🤖 AI Summary
This work addresses the challenge posed by drastic grid topology changes during Public Safety Power Shutoff (PSPS) events, which render conventional operating points infeasible. To tackle this, the authors propose a multi-stage fine-tuning framework that enables instruction-tuned large language models to generate feasible open-only corrective switching actions from compact scenario summaries while respecting switch operation budgets. The approach integrates knowledge distillation from DC optimal power flow, preference optimization via AC power flow–based voltage penalties (DPO), and a Best-of-N decoding strategy during inference. Feasibility is further ensured through distillation from a MILP oracle and structured action grammars. Evaluated on the IEEE 118-bus system, the method reduces AC power flow failure rates from 50% under zero-shot generation to single digits, significantly improves DC objective values, and enhances voltage stability over the common set of successfully solved instances.
📝 Abstract
Public Safety Power Shutoffs (PSPS) force rapid topology changes that can render standard operating points infeasible, requiring operators to quickly identify corrective transmission switching actions that reduce load shedding while maintaining acceptable voltage behavior.

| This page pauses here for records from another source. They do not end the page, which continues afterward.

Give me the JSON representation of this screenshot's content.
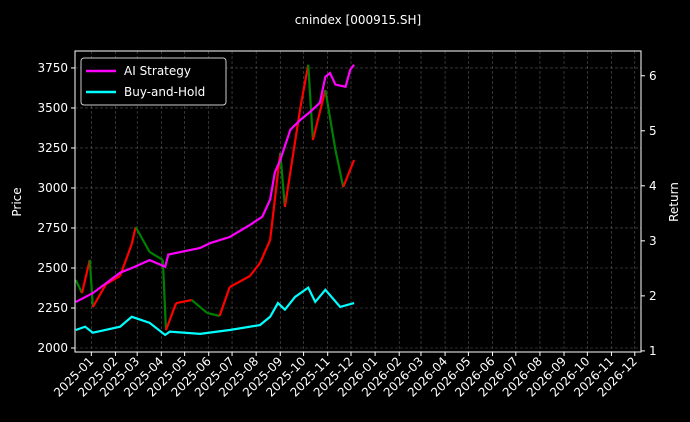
{
  "chart_data": {
    "type": "line",
    "title": "cnindex [000915.SH]",
    "ylabel": "Price",
    "y2label": "Return",
    "xlim": [
      "2024-12-11",
      "2026-12-09"
    ],
    "ylim": [
      1975,
      3856
    ],
    "y2lim": [
      0.98,
      6.45
    ],
    "yticks": [
      2000,
      2250,
      2500,
      2750,
      3000,
      3250,
      3500,
      3750
    ],
    "y2ticks": [
      1,
      2,
      3,
      4,
      5,
      6
    ],
    "xticks": [
      "2025-01",
      "2025-02",
      "2025-03",
      "2025-04",
      "2025-05",
      "2025-06",
      "2025-07",
      "2025-08",
      "2025-09",
      "2025-10",
      "2025-11",
      "2025-12",
      "2026-01",
      "2026-02",
      "2026-03",
      "2026-04",
      "2026-05",
      "2026-06",
      "2026-07",
      "2026-08",
      "2026-09",
      "2026-10",
      "2026-11",
      "2026-12"
    ],
    "grid": true,
    "legend_position": "top-left",
    "price": {
      "up_color": "#ff0000",
      "down_color": "#008000",
      "points": [
        [
          "2024-12-12",
          2425
        ],
        [
          "2024-12-20",
          2343
        ],
        [
          "2024-12-30",
          2550
        ],
        [
          "2025-01-03",
          2256
        ],
        [
          "2025-01-20",
          2400
        ],
        [
          "2025-02-07",
          2450
        ],
        [
          "2025-02-22",
          2650
        ],
        [
          "2025-02-27",
          2756
        ],
        [
          "2025-03-17",
          2600
        ],
        [
          "2025-04-03",
          2550
        ],
        [
          "2025-04-07",
          2112
        ],
        [
          "2025-04-20",
          2280
        ],
        [
          "2025-05-10",
          2300
        ],
        [
          "2025-05-30",
          2219
        ],
        [
          "2025-06-15",
          2200
        ],
        [
          "2025-06-28",
          2381
        ],
        [
          "2025-07-24",
          2450
        ],
        [
          "2025-08-06",
          2531
        ],
        [
          "2025-08-19",
          2675
        ],
        [
          "2025-08-29",
          3094
        ],
        [
          "2025-09-01",
          3219
        ],
        [
          "2025-09-07",
          2881
        ],
        [
          "2025-09-27",
          3506
        ],
        [
          "2025-10-07",
          3770
        ],
        [
          "2025-10-13",
          3300
        ],
        [
          "2025-10-29",
          3612
        ],
        [
          "2025-11-11",
          3237
        ],
        [
          "2025-11-21",
          3006
        ],
        [
          "2025-12-05",
          3175
        ]
      ]
    },
    "series": [
      {
        "name": "AI Strategy",
        "color": "#ff00ff",
        "axis": "right",
        "points": [
          [
            "2024-12-12",
            1.89
          ],
          [
            "2025-01-03",
            2.05
          ],
          [
            "2025-02-07",
            2.42
          ],
          [
            "2025-02-26",
            2.53
          ],
          [
            "2025-03-17",
            2.65
          ],
          [
            "2025-04-06",
            2.53
          ],
          [
            "2025-04-10",
            2.75
          ],
          [
            "2025-05-21",
            2.87
          ],
          [
            "2025-06-03",
            2.96
          ],
          [
            "2025-06-28",
            3.07
          ],
          [
            "2025-07-24",
            3.29
          ],
          [
            "2025-08-09",
            3.44
          ],
          [
            "2025-08-19",
            3.75
          ],
          [
            "2025-08-25",
            4.24
          ],
          [
            "2025-09-01",
            4.47
          ],
          [
            "2025-09-14",
            5.02
          ],
          [
            "2025-09-27",
            5.2
          ],
          [
            "2025-10-10",
            5.35
          ],
          [
            "2025-10-22",
            5.51
          ],
          [
            "2025-10-29",
            5.98
          ],
          [
            "2025-11-04",
            6.05
          ],
          [
            "2025-11-11",
            5.84
          ],
          [
            "2025-11-24",
            5.8
          ],
          [
            "2025-11-30",
            6.11
          ],
          [
            "2025-12-05",
            6.2
          ]
        ]
      },
      {
        "name": "Buy-and-Hold",
        "color": "#00ffff",
        "axis": "right",
        "points": [
          [
            "2024-12-12",
            1.38
          ],
          [
            "2024-12-24",
            1.44
          ],
          [
            "2025-01-03",
            1.33
          ],
          [
            "2025-02-07",
            1.44
          ],
          [
            "2025-02-22",
            1.62
          ],
          [
            "2025-03-17",
            1.51
          ],
          [
            "2025-04-06",
            1.29
          ],
          [
            "2025-04-12",
            1.35
          ],
          [
            "2025-05-21",
            1.31
          ],
          [
            "2025-06-28",
            1.38
          ],
          [
            "2025-08-06",
            1.47
          ],
          [
            "2025-08-19",
            1.62
          ],
          [
            "2025-08-29",
            1.87
          ],
          [
            "2025-09-07",
            1.75
          ],
          [
            "2025-09-20",
            1.98
          ],
          [
            "2025-10-07",
            2.15
          ],
          [
            "2025-10-16",
            1.89
          ],
          [
            "2025-10-29",
            2.11
          ],
          [
            "2025-11-17",
            1.8
          ],
          [
            "2025-12-05",
            1.87
          ]
        ]
      }
    ]
  }
}
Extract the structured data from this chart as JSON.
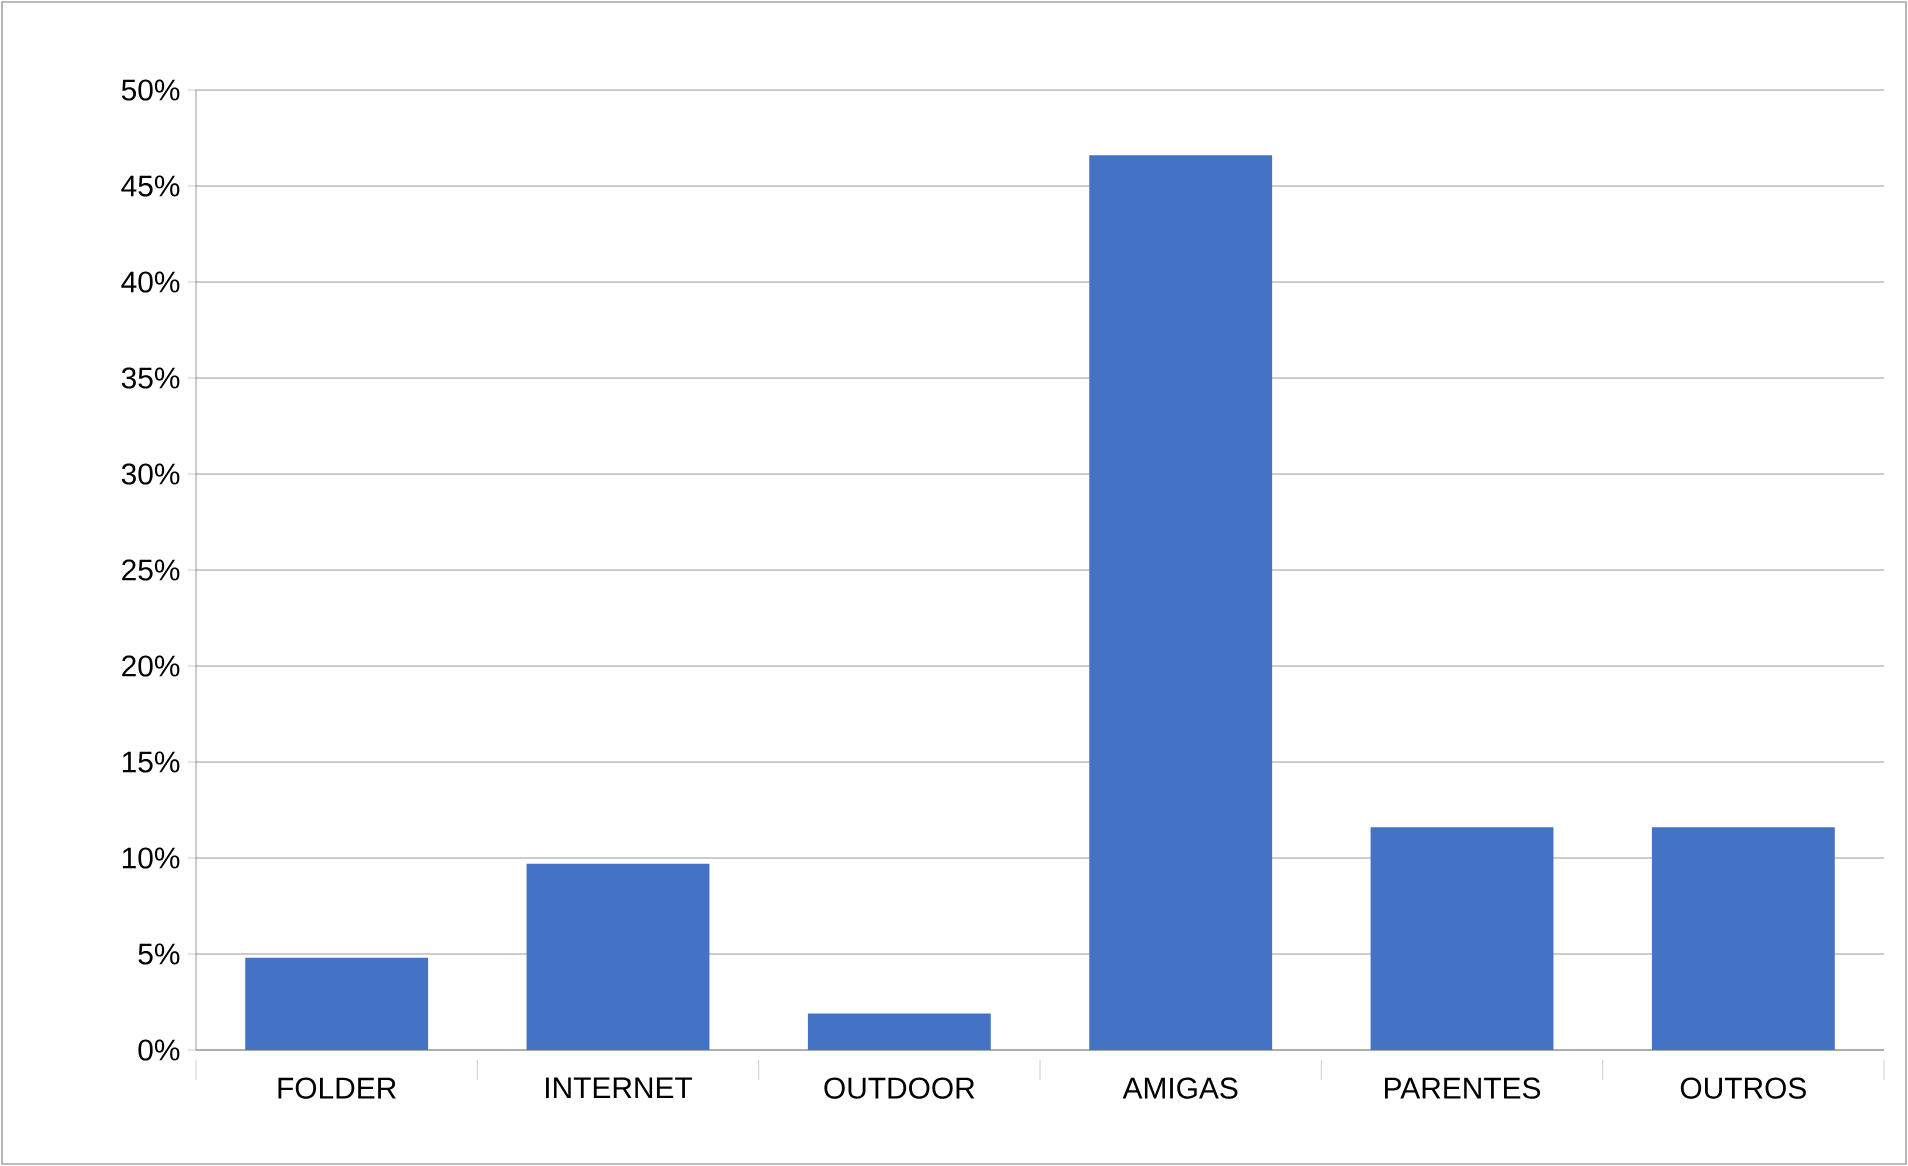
{
  "chart_data": {
    "type": "bar",
    "categories": [
      "FOLDER",
      "INTERNET",
      "OUTDOOR",
      "AMIGAS",
      "PARENTES",
      "OUTROS"
    ],
    "values": [
      4.8,
      9.7,
      1.9,
      46.6,
      11.6,
      11.6
    ],
    "color": "#4472c4",
    "ylim": [
      0,
      50
    ],
    "yticks": [
      {
        "value": 0,
        "label": "0%"
      },
      {
        "value": 5,
        "label": "5%"
      },
      {
        "value": 10,
        "label": "10%"
      },
      {
        "value": 15,
        "label": "15%"
      },
      {
        "value": 20,
        "label": "20%"
      },
      {
        "value": 25,
        "label": "25%"
      },
      {
        "value": 30,
        "label": "30%"
      },
      {
        "value": 35,
        "label": "35%"
      },
      {
        "value": 40,
        "label": "40%"
      },
      {
        "value": 45,
        "label": "45%"
      },
      {
        "value": 50,
        "label": "50%"
      }
    ],
    "grid": "y"
  }
}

We present a verifiable, multi-stage adaptation pipeline that fine-tunes an instruction-tuned large language model (LLM) to generate \emph{open-only} corrective switching plans from compact PSPS scenario summaries under an explicit switching budget. First, supervised fine-tuning distills a DC-OPF MILP oracle into a constrained action grammar that enables reliable parsing and feasibility checks. Second, direct preference optimization refines the policy using AC-evaluated preference pairs ranked by a voltage-penalty metric, injecting voltage-awareness beyond DC imitation. Finally, best-of-$N$ selection provides an inference-time addition by choosing the best feasible candidate under the target metric. On IEEE 118-bus PSPS scenarios, fine-tuning substantially improves DC objective values versus zero-shot generation, reduces AC power-flow failure from 50\% to single digits, and improves voltage-penalty outcomes on the common-success set. Code and data-generation scripts are released to support reproducibility.